Je tenais à produire ce texte sur les caqueux, parce que, comme on retrouve dans l'aveu de l'évêque de Saint-Malo un passage fort analogue à celui-ci, l'on en peut conclure que l'état de choses dont ce texte nous donne connaissance a dû exister jadis dans la plus grande partie de notre province.

Or on voit par ce texte que, au lieu de vivre isolés les uns des autres, comme on se représente d'habitude les lépreux du moyen âge, les caqueux de chaque paroisse vivaient cantonnés, mais réunis, dans des villages désignés sous le nom de caquineries, desquels dépendaient des terres plus ou moins considérables, cultivées par les caqueux. Les fonts baptismaux et les cimetières séparés sont une double mesure de précaution qui a toujours été appliquée aux lépreux ; en certains lieux de la Bretagne que je pourrais citer, les caqueux avaient même une chapelle privative, soit dans leur caquinerie, soit au chef-lieu de la paroisse, mais à quelque distance de l'église paroissiale. C'était encore évidemment dans le seul but d'empêcher le mélange de la population saine avec les caqueux et réciproquement, que l'on avait interdit à ces derniers d'acheter d'autres terres que celles dépendantes de leurs caquineries, et aussi de vendre les terres des caquineries à d'autres qu'à des caqueux.

A part, ces mesures de séquestration, et le préjugé public qui, longtemps après l'extinction de la lèpre, les frappait de réprobation comme une race inférieure ou dégradée, la condition des caqueux ne semble pas avoir été si misérable qu'on l'a écrit.

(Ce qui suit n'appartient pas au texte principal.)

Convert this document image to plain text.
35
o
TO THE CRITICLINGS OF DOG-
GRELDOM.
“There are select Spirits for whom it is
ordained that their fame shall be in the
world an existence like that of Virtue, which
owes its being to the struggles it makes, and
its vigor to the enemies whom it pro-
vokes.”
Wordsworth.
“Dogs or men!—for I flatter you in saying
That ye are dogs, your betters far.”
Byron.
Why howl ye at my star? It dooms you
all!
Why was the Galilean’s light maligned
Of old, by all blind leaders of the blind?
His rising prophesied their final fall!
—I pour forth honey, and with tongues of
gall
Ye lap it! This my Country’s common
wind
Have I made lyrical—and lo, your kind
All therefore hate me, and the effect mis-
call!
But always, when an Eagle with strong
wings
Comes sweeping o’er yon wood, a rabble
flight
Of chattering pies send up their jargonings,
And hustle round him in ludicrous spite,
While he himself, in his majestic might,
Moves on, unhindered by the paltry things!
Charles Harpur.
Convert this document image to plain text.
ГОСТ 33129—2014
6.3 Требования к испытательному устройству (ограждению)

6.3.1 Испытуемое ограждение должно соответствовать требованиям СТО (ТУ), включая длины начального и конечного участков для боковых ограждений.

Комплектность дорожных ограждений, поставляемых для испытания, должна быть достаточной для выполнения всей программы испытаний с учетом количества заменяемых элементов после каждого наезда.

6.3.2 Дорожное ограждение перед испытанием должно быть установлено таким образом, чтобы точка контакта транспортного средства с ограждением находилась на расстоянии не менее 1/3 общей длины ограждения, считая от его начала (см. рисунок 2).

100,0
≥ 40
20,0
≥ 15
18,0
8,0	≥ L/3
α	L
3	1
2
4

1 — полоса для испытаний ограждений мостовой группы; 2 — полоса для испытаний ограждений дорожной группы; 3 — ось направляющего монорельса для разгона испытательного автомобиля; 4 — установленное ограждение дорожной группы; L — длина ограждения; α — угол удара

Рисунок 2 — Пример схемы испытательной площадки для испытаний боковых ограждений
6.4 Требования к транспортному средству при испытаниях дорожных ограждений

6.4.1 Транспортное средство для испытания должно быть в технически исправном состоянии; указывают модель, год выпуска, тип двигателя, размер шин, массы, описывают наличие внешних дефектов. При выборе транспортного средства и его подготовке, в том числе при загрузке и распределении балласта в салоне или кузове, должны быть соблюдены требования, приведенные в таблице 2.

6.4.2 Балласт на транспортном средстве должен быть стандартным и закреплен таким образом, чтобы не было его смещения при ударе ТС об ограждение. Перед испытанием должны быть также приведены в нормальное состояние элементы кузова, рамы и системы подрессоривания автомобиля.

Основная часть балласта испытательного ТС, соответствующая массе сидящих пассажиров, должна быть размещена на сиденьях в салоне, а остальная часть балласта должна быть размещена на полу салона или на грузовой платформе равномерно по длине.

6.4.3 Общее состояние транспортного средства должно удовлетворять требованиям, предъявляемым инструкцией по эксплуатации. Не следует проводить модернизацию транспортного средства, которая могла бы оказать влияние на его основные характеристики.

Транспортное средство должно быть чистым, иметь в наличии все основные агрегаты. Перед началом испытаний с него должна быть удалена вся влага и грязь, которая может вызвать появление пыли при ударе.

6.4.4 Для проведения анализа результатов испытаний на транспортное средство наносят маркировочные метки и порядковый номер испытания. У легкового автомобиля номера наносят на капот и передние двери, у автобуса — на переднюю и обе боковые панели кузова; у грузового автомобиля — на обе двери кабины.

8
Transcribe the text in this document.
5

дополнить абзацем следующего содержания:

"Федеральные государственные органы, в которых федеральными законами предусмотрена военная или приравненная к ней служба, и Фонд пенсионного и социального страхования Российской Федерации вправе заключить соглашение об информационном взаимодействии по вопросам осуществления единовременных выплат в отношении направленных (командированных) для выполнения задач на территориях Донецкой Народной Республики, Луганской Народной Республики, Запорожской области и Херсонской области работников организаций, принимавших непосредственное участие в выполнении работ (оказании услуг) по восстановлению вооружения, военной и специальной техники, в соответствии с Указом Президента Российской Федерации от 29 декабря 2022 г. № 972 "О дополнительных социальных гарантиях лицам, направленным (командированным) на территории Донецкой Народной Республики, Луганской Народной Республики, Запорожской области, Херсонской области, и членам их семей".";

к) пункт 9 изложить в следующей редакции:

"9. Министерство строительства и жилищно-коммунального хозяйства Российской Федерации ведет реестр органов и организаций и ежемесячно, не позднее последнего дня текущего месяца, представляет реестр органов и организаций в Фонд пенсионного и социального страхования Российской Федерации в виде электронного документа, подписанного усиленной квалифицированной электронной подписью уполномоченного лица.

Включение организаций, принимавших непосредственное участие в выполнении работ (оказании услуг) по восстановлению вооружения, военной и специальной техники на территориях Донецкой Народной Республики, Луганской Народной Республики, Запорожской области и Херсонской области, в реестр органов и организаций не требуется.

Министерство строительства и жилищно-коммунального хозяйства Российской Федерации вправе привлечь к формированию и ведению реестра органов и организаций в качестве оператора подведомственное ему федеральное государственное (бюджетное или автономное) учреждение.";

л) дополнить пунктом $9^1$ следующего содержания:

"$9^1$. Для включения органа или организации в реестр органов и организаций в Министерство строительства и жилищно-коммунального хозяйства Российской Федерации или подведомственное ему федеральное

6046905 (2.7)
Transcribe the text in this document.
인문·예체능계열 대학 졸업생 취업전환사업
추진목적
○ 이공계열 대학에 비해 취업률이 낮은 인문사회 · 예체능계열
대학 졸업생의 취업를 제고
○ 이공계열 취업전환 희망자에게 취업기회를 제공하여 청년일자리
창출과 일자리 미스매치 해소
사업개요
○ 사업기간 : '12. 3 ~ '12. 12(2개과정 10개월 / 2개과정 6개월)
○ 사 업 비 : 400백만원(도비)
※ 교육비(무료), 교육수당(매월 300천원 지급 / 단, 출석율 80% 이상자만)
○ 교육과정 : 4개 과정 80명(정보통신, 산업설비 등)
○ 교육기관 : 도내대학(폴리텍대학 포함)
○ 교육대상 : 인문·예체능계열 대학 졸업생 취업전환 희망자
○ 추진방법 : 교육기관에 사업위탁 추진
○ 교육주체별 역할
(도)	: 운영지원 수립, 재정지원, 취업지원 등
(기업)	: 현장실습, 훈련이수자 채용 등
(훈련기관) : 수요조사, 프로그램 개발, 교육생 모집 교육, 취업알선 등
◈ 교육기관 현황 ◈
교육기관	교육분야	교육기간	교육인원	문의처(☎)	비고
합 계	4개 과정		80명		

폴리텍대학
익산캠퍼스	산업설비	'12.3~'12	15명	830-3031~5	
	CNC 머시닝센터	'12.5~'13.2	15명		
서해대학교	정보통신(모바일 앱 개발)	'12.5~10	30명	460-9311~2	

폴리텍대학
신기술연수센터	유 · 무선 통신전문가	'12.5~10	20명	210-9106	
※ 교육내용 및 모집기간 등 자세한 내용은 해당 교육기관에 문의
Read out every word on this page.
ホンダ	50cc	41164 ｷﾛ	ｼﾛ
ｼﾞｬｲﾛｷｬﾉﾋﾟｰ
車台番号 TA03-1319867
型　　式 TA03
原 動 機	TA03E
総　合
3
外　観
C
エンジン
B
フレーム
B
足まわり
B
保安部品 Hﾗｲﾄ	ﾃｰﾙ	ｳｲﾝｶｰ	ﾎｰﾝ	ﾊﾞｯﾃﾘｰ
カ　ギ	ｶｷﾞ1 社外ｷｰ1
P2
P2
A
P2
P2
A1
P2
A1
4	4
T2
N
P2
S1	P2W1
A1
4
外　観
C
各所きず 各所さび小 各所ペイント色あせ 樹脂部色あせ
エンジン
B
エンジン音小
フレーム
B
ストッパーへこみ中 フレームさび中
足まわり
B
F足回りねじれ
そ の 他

Ils étaient réputés personnes d'église, et même, puisqu'on les nomme serfs, personnes appartenant à l'Eglise. Cette qualité produisait une double conséquence : d'une part elle les affranchissait, eux et leurs biens, de toute imposition publique ; de l'autre elle les rendait, au temporel, justiciables de l'évêque seul, en quelque lieu que fussent situées leurs caquineries. Ils ne devaient, pour leurs maisons et leurs champs, aucunes rentes ni services, mais seulement une taille personnelle, payable solidairement par tous les caqueux du même diocèse, et d'ailleurs peu élevée, puisque dans l'évêché de Saint-Brieuc, où il existait encore, en 1690, au moins vingt-deux caquineries, cette taille ne faisait qu'une somme de 20 livres. Quant à l'obligation, pour chaque ménage, de fournir un licou de corde lors des visites pastorales, on ne la jugera pas non plus bien lourde.

On voit donc que l'Eglise avait fait ce qui était possible pour rendre plus tolérable la condition de ces in fortunés, confiés à sa garde. (A. L. B.).